Les yeux rivés à ceux de Tyler, Matt eut la sensation de plonger dans un cloaque. En l’espace d’une seule journée, le colonel avait tué deux personnes, et peut-être une troisième s’il persistait à retarder les soins. Matt n’eut plus de doute. Cet homme était fou.
Il était donc vital de prendre garde à ce qu’il répondait, à peser ses mots avant de les formuler.
— Ce que j’ai dans ma sacoche ne suffira pas, dit-il. Je vais avoir besoin de bandes…
— Au moment venu. Taisez-vous.
Le colonel concentra son attention sur ce qui se passait à l’extérieur. Abby avait commencé à rassembler les gens devant la caravane. Matt les compta avec impatience. Abby, Bob Ganish, Chuck Makepeace, Paul Jacopetti… il en manquait.
Kindle. Où était passé Tom Kindle ?
Mais non… Kindle n’était revenu au campement que depuis une heure. Tyler n’avait donc aucune raison de l’attendre.
La question n’en restait pas moins. Où était-il ?

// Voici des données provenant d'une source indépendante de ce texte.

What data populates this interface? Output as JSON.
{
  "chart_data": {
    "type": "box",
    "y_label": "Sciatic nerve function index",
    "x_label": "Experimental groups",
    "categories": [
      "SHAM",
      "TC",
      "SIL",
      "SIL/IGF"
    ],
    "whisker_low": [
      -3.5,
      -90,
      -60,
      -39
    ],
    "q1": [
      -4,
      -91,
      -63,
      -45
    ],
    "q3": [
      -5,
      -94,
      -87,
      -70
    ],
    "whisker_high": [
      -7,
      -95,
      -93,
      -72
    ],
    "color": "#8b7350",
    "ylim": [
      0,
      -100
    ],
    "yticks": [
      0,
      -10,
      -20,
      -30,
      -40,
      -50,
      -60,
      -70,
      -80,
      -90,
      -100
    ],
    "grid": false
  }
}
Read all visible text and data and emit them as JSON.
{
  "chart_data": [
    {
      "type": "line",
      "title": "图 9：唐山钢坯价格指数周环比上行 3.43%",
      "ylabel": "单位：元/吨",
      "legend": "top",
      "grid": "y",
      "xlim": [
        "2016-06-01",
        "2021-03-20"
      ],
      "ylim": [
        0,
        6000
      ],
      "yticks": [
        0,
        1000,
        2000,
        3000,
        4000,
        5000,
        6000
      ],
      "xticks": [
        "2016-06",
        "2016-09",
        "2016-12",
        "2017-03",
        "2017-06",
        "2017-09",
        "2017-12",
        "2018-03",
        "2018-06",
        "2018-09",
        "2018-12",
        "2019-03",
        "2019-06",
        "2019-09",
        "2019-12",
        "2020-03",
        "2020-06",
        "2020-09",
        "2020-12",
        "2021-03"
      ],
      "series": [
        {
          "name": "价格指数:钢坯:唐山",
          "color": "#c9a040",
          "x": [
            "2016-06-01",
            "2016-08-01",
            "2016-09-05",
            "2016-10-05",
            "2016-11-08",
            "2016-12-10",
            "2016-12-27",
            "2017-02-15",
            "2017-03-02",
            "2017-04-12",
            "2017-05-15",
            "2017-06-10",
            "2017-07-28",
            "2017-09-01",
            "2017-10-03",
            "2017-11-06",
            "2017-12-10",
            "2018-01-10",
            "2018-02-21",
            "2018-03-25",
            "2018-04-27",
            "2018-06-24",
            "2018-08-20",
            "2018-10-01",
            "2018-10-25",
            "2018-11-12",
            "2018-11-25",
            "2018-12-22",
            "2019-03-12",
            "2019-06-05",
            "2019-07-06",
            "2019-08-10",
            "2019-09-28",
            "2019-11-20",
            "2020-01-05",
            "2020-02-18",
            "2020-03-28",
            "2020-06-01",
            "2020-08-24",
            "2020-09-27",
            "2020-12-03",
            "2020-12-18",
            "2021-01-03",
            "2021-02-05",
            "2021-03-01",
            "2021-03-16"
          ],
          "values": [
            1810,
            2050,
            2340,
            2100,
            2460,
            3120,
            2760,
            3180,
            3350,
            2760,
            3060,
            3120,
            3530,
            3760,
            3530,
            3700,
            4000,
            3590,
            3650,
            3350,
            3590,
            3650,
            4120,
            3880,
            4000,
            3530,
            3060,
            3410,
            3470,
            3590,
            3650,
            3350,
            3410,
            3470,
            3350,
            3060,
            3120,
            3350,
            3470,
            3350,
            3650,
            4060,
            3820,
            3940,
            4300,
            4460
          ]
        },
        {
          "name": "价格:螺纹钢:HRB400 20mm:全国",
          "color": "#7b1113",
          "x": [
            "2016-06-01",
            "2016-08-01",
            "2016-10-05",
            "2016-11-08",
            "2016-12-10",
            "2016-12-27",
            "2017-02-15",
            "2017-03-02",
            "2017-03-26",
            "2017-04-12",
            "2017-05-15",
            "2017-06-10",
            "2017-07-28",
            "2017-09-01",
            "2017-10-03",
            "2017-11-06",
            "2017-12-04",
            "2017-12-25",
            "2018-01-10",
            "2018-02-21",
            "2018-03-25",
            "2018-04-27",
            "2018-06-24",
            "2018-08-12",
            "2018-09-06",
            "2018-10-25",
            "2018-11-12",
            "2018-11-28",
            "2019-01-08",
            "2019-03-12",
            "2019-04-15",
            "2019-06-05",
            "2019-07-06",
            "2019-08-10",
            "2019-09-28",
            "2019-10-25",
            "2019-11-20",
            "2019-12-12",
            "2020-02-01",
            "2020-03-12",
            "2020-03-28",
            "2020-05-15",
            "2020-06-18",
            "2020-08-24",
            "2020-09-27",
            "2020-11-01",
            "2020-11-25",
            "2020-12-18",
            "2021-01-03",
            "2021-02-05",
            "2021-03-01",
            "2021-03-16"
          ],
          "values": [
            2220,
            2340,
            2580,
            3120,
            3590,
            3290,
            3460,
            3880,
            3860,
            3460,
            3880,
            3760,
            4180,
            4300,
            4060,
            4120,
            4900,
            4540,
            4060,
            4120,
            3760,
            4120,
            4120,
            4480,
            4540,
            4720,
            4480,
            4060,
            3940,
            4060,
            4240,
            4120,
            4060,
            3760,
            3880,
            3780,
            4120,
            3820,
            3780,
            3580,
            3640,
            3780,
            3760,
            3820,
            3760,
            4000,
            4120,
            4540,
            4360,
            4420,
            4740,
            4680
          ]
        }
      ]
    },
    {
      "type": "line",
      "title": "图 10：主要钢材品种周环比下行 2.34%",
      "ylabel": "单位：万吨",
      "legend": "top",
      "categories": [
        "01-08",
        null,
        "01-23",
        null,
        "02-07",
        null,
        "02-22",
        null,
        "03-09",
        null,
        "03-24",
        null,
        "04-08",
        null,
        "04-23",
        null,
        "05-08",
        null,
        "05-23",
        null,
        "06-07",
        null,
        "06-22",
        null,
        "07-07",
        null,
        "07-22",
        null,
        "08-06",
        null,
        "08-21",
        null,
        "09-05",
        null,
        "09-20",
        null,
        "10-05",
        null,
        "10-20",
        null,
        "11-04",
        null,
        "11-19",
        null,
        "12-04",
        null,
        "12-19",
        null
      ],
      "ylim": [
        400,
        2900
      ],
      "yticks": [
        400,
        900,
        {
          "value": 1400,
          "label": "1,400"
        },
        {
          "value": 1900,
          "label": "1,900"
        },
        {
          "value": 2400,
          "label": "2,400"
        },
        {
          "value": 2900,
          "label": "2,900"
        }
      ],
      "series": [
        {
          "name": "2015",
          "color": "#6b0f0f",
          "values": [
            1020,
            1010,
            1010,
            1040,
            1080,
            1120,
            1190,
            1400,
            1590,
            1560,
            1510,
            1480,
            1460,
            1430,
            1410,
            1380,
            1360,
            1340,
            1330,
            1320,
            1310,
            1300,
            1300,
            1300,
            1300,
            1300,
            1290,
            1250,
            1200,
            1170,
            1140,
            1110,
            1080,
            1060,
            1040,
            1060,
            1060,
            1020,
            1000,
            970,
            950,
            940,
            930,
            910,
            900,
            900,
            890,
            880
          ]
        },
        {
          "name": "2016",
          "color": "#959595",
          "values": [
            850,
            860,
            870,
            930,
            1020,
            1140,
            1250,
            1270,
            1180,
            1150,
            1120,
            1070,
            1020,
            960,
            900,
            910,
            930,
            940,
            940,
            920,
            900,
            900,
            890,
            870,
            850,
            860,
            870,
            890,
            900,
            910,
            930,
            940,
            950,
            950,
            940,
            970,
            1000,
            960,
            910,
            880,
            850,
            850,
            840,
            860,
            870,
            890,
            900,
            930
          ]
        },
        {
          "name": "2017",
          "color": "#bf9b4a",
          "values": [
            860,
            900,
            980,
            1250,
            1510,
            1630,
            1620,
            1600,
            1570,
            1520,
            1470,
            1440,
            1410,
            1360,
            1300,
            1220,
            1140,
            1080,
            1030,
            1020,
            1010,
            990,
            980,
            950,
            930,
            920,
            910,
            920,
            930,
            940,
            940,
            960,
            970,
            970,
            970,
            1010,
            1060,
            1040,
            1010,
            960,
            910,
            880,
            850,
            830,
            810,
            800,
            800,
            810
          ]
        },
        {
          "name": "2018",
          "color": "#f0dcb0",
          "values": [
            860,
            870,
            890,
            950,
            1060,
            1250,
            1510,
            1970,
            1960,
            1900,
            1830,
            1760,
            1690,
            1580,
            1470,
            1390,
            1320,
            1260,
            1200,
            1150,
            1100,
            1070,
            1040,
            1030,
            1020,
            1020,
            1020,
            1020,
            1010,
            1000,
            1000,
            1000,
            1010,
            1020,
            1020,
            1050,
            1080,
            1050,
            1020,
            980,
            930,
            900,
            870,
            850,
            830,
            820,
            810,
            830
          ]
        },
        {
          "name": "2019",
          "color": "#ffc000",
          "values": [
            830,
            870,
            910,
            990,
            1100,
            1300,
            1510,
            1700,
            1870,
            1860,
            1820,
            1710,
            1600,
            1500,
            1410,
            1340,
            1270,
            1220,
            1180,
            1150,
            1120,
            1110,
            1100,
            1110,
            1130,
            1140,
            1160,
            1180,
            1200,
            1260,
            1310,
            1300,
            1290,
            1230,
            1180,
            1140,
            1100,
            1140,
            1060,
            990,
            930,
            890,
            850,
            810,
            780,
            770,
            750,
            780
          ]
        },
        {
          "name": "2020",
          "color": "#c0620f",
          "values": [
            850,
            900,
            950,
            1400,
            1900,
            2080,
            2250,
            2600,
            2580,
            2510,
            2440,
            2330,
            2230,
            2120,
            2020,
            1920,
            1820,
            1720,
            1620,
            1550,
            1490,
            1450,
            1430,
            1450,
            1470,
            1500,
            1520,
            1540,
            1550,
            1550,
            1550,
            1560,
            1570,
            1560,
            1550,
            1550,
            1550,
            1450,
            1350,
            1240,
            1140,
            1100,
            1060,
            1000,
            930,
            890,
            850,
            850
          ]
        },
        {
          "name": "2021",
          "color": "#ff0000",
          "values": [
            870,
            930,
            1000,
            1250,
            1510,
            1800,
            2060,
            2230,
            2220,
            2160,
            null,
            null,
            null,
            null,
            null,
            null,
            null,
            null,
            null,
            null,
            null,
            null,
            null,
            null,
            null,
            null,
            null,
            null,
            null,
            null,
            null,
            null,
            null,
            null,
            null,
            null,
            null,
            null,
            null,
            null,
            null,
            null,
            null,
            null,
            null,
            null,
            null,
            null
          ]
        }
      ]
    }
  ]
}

— Retournez à la fenêtre, dit Tyler. Lentement. Bien. Maintenant, faites signe à Mme Cushman. Et signalez-lui qu’il manque quelqu’un.
Matt glissa un regard oblique vers Tyler. Comment avait-il su pour Kindle ?
— La vieille femme, ajouta Tyler. Miriam Flett.
Matt transmit le message à Abby.
— Je sais ! dit-elle.
Elle se tenait devant la fenêtre, les yeux fixés sur le revolver de Tyler. Pleins de haine – pour l’arme, pour Tyler.
— J’allais vous prévenir, dit-elle. Miriam est dans sa caravane, mais on ne peut pas la réveiller.
Il ne manquait plus que cela ! Comme s’il avait besoin d’un nouveau malade sur les bras… Et d’où venait cette lumière, bon sang ?
— Très bien, dit Tyler. Dites à Mme Cushman de faire monter tout le monde dans la caravane et d’en fermer la porte.
— Je vous entends très clairement, colonel Tyler, répondit Abby. Pour combien de temps ?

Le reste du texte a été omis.